Christian Leblanc, as part of a joint Franco-Egyptian mission in 1991, determined that construction of the tomb was begun before the end of Ramesses II's second year on the throne and took no more than ten or twelve years to complete.

After the tomb was almost broken into during the Deir el-Medina strikes, as depicted in the Strike Papyrus of the 29th year of Ramesses III, Ramesses II's mummy was moved to the tomb of his father Seti I, then to the mummy cache in DB320. The original granite sarcophagus of Ramesses II was later reused by a high priest of the 21st Dynasty named Menkheperre, around 1000 BCE.

Tourists during the Third Intermediate and Roman periods left "abundant quantities" of potsherds in the burial chamber and nearby antechamber. Greek tourists, like "Herakleos, Echeboulos of Rhodes, Deilos and a certain Se(l)aminion of Cyprus", carved their names into the first corridor.

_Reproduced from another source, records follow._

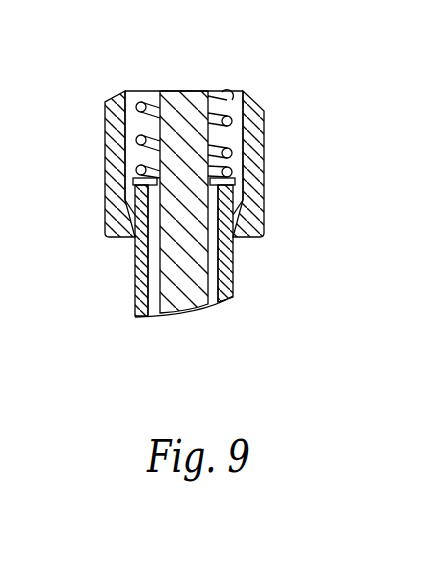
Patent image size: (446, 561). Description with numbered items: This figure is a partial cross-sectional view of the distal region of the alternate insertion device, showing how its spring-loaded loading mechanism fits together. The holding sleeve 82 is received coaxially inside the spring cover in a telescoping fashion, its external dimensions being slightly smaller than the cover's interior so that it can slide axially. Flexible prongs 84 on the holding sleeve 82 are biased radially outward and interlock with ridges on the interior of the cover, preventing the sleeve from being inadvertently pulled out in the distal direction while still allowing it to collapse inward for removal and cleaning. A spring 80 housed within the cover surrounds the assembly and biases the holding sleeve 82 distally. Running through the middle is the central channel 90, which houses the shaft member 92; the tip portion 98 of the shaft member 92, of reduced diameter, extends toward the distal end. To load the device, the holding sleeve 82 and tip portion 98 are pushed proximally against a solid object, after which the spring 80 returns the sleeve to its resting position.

The spring 80 is at (142, 103).
The holding sleeve 82 is at (232, 290).
The prongs 84 is at (107, 187).
The central channel 90 is at (237, 92).
The shaft member 92 is at (192, 110).
The tip portion 98 is at (264, 118).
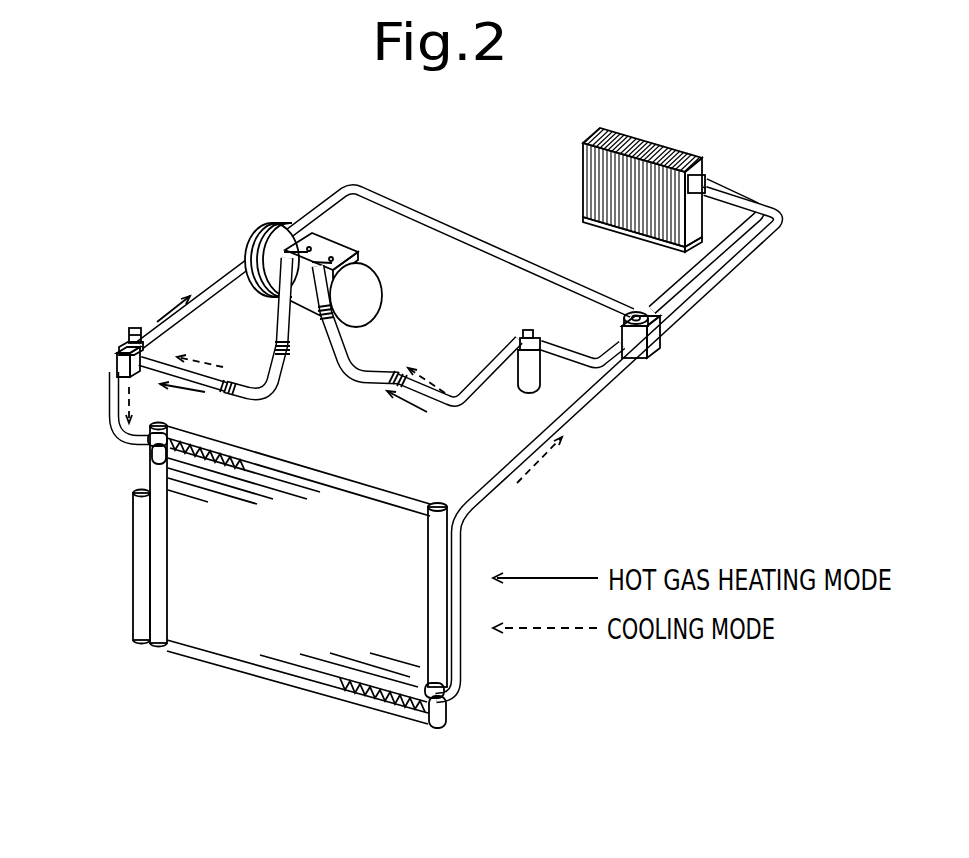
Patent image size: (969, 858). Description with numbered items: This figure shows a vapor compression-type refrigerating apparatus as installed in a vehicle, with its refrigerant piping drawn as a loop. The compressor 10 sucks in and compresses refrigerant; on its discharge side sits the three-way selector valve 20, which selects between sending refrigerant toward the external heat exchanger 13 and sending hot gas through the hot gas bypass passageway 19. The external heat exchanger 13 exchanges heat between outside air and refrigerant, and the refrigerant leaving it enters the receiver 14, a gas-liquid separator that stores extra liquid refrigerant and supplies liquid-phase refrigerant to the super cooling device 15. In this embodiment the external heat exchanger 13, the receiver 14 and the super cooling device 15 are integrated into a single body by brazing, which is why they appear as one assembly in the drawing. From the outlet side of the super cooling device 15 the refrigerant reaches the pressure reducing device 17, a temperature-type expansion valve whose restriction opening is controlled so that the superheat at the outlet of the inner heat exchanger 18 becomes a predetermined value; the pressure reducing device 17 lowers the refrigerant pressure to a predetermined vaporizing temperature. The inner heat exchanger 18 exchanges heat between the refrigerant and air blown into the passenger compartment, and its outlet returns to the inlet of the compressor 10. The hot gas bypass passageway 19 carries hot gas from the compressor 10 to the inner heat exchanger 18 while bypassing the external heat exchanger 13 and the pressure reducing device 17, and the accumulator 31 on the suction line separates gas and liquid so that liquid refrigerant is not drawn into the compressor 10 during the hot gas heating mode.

The compressor 10 is at (363, 292).
The external heat exchanger 13 is at (345, 513).
The receiver 14 is at (135, 552).
The super cooling device 15 is at (240, 635).
The pressure reducing device 17 is at (660, 340).
The inner heat exchanger 18 is at (680, 150).
The hot gas bypass passageway 19 is at (431, 219).
The three-way selector valve 20 is at (116, 362).
The accumulator 31 is at (527, 393).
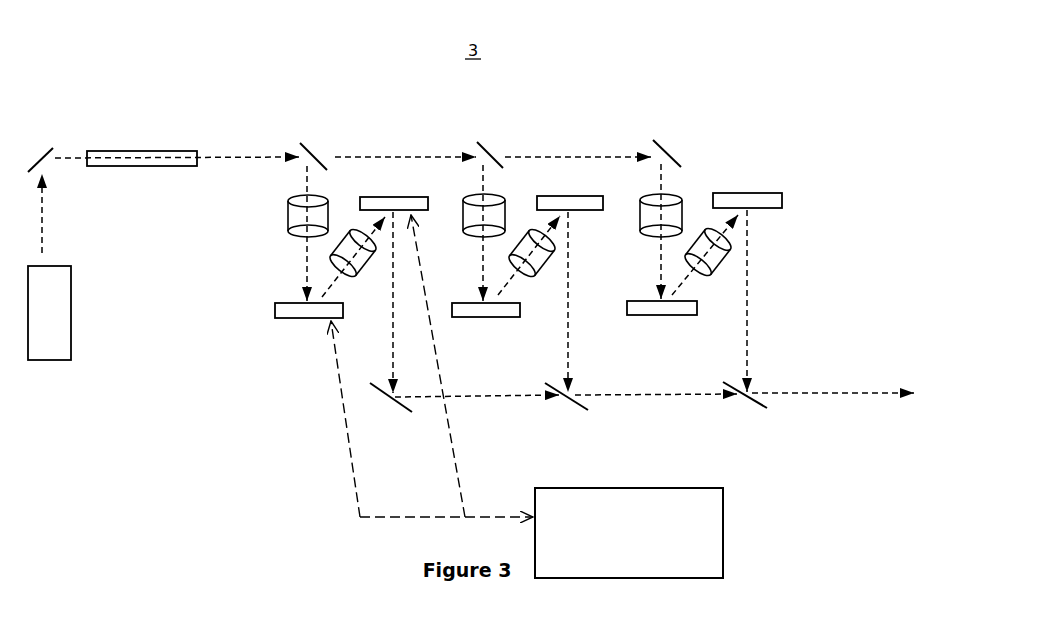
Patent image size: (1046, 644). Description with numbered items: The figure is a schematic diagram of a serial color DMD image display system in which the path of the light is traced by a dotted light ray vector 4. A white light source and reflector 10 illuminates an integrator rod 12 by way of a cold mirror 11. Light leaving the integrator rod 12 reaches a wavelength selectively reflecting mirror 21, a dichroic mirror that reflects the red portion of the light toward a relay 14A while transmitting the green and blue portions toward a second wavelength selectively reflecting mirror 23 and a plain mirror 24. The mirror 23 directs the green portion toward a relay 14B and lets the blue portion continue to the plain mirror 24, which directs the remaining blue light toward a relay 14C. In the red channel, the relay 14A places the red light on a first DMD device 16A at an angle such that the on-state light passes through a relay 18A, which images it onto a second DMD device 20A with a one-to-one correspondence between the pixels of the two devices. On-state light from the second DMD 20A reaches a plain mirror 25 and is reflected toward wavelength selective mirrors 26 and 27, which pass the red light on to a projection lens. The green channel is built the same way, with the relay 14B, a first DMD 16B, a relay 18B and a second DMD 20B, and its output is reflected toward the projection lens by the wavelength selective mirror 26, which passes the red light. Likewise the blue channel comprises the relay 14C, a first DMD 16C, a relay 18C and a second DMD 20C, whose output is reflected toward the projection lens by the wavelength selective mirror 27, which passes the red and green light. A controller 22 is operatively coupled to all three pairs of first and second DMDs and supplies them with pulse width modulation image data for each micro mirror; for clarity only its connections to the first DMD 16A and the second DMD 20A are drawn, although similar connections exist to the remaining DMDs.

The light ray vector 4 is at (478, 267).
The white light source and reflector 10 is at (49, 327).
The cold mirror 11 is at (45, 150).
The integrator rod 12 is at (142, 147).
The relay 14A is at (289, 216).
The relay 14B is at (465, 216).
The relay 14C is at (644, 215).
The first DMD device 16A is at (309, 324).
The first DMD device 16B is at (486, 323).
The first DMD device 16C is at (662, 321).
The relay 18A is at (357, 266).
The relay 18B is at (535, 265).
The relay 18C is at (712, 264).
The second DMD device 20A is at (394, 194).
The second DMD device 20B is at (570, 193).
The second DMD device 20C is at (747, 191).
The wavelength selectively reflecting mirror 21 is at (313, 148).
The controller 22 is at (544, 396).
The wavelength selectively reflecting mirror 23 is at (489, 146).
The plain mirror 24 is at (666, 145).
The plain mirror 25 is at (391, 404).
The wavelength selective mirror 26 is at (566, 410).
The wavelength selective mirror 27 is at (745, 409).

The British consul Henry Salt and, in 1829, Champollion both worked to clear earth that had filled in the tomb.

It was still only by crawling that Richard Lepsius was able to reach the end of the tomb in 1844–1845, exploring the accessible rooms and planning the underground complex, the walls of which, he noted, had been badly damaged by silt and gravel. Lepsius not only provided the first precise plan of the tomb but also guessed the existence, to the east of the pillared chamber (F), of two rooms which are still inaccessible. Only much later was Lepsius' plan revised by the team of the Theban Mapping Project of the University of Berkeley.

When Theodore Davis obtained the concession for the Valley of the Kings, he and Harry Burton undertook excavations of the tomb (1913–1914), the work renewed by Howard Carter (1917–1921), not only inside but also outside the tomb. It was during these undertakings that the first remains of the royal funerary furniture were revealed, notably those pieces now in the collections of the Metropolitan Museum of Art in New York and the British Museum."